L'arrivo della richiesta di chiarimenti, e quindi di un'indagine in corso da parte della Corte dei conti, ha fatto trasalire l'amministrazione comunale.
Infatti, in entrambi i casi, non si capisce quale possa essere l'eventuale danno erariale apportato da un potenziale amministratore pubblico, visto che si tratta di chiari fatti delinquenziali: il primo effettuato da ignoti, il secondo da persone già smascherate e consegnate alla giustizia.
La Corte dei conti, che in Umbria è molto attiva e spesso scova sprechi effettivi e scopre fenomeni di malcostume pubblico, offrendo un buon servizio pubblico, assai utile, in questo caso sembra non aver centrato molto l'obiettivo.
In Comune, rispetto a questa richiesta, più di uno aggrotta il ciglio.
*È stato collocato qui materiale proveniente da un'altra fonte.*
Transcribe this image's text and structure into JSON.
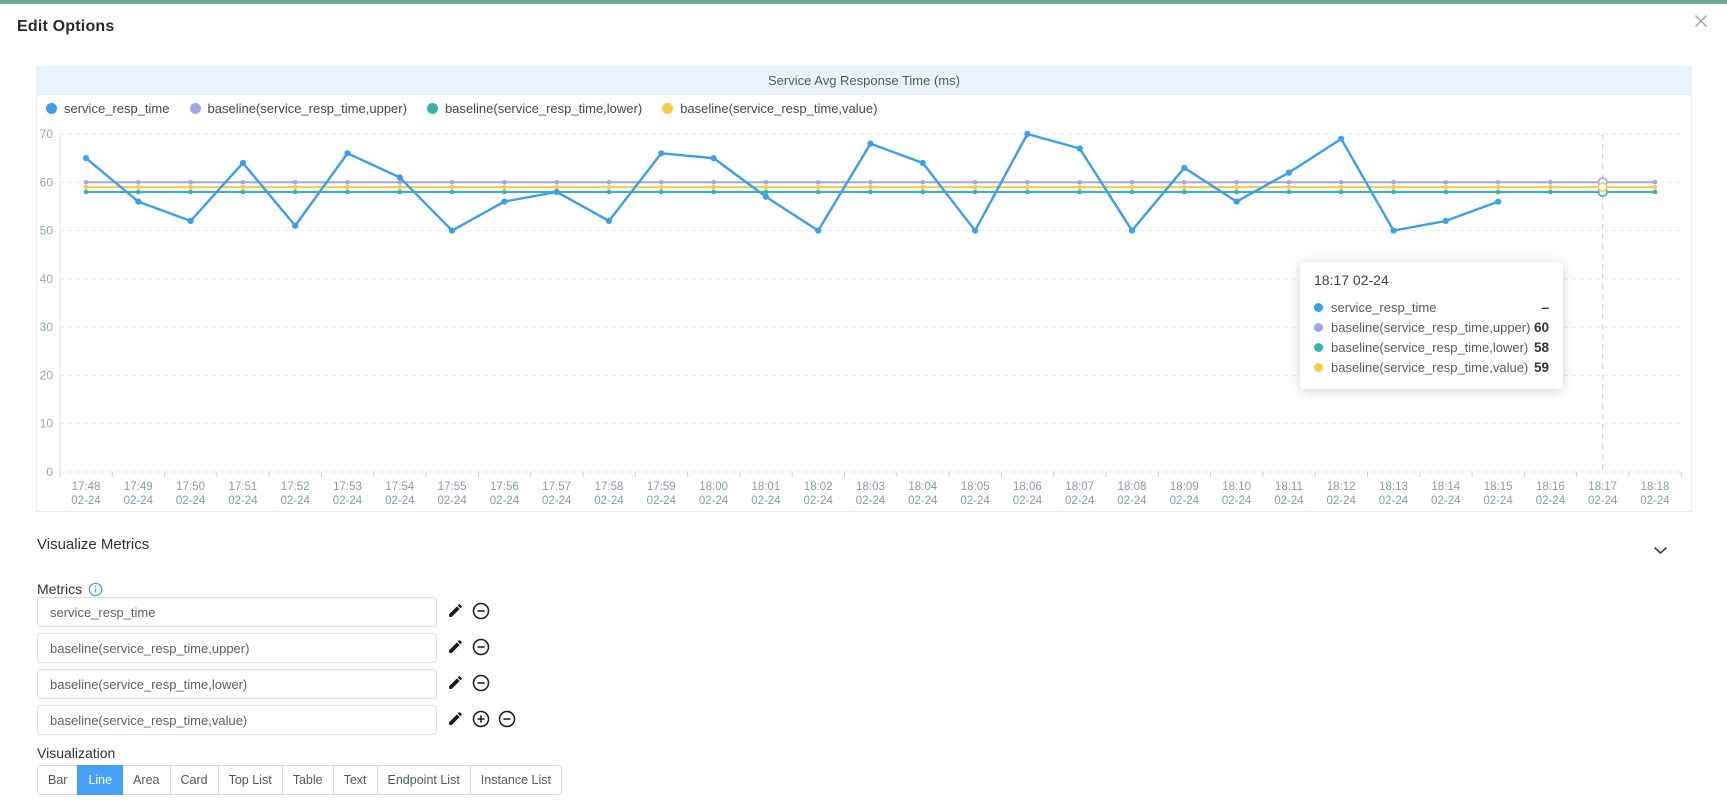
{
  "window": {
    "title": "Edit Options"
  },
  "chart": {
    "title": "Service Avg Response Time (ms)",
    "tooltip": {
      "header": "18:17 02-24",
      "rows": [
        {
          "name": "service_resp_time",
          "value": "–"
        },
        {
          "name": "baseline(service_resp_time,upper)",
          "value": "60"
        },
        {
          "name": "baseline(service_resp_time,lower)",
          "value": "58"
        },
        {
          "name": "baseline(service_resp_time,value)",
          "value": "59"
        }
      ]
    }
  },
  "chart_data": {
    "type": "line",
    "title": "Service Avg Response Time (ms)",
    "x": [
      "17:48",
      "17:49",
      "17:50",
      "17:51",
      "17:52",
      "17:53",
      "17:54",
      "17:55",
      "17:56",
      "17:57",
      "17:58",
      "17:59",
      "18:00",
      "18:01",
      "18:02",
      "18:03",
      "18:04",
      "18:05",
      "18:06",
      "18:07",
      "18:08",
      "18:09",
      "18:10",
      "18:11",
      "18:12",
      "18:13",
      "18:14",
      "18:15",
      "18:16",
      "18:17",
      "18:18"
    ],
    "x_date": "02-24",
    "ylim": [
      0,
      70
    ],
    "y_ticks": [
      0,
      10,
      20,
      30,
      40,
      50,
      60,
      70
    ],
    "grid": true,
    "legend_position": "top-left",
    "axis_pointer_index": 29,
    "series": [
      {
        "name": "service_resp_time",
        "color": "#3b9fe9",
        "values": [
          65,
          56,
          52,
          64,
          51,
          66,
          61,
          50,
          56,
          58,
          52,
          66,
          65,
          57,
          50,
          68,
          64,
          50,
          70,
          67,
          50,
          63,
          56,
          62,
          69,
          50,
          52,
          56,
          null,
          null,
          null
        ]
      },
      {
        "name": "baseline(service_resp_time,upper)",
        "color": "#a2a5e6",
        "constant": 60
      },
      {
        "name": "baseline(service_resp_time,lower)",
        "color": "#35b5ab",
        "constant": 58
      },
      {
        "name": "baseline(service_resp_time,value)",
        "color": "#f7cc45",
        "constant": 59
      }
    ]
  },
  "section": {
    "title": "Visualize Metrics"
  },
  "metrics": {
    "label": "Metrics",
    "items": [
      {
        "value": "service_resp_time",
        "actions": [
          "edit",
          "remove"
        ]
      },
      {
        "value": "baseline(service_resp_time,upper)",
        "actions": [
          "edit",
          "remove"
        ]
      },
      {
        "value": "baseline(service_resp_time,lower)",
        "actions": [
          "edit",
          "remove"
        ]
      },
      {
        "value": "baseline(service_resp_time,value)",
        "actions": [
          "edit",
          "add",
          "remove"
        ]
      }
    ]
  },
  "visualization": {
    "label": "Visualization",
    "options": [
      "Bar",
      "Line",
      "Area",
      "Card",
      "Top List",
      "Table",
      "Text",
      "Endpoint List",
      "Instance List"
    ],
    "active": "Line"
  }
}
L'arrivo di una lettera della Corte dei conti comporta sempre un lavoro aggiuntivo per gli uffici comunali, che vengono così distolti dalla normale amministrazione, dal disbrigo delle pratiche e degli iter burocratici, dalla progettazione, dai servizi al cittadino.
La macchina comunale spesso si ingolfa proprio per il carico di lavoro dovuto alle indagini della Corte dei conti.
In casi come questi (piazzale Boccalini e libri di testo) si crea, inoltre, una sovrapposizione con le indagini della magistratura.
Potrebbe venirsi a creare addirittura una situazione in cui l'indagine complessiva costa più del danno erariale eventualmente accertato (quando c'è).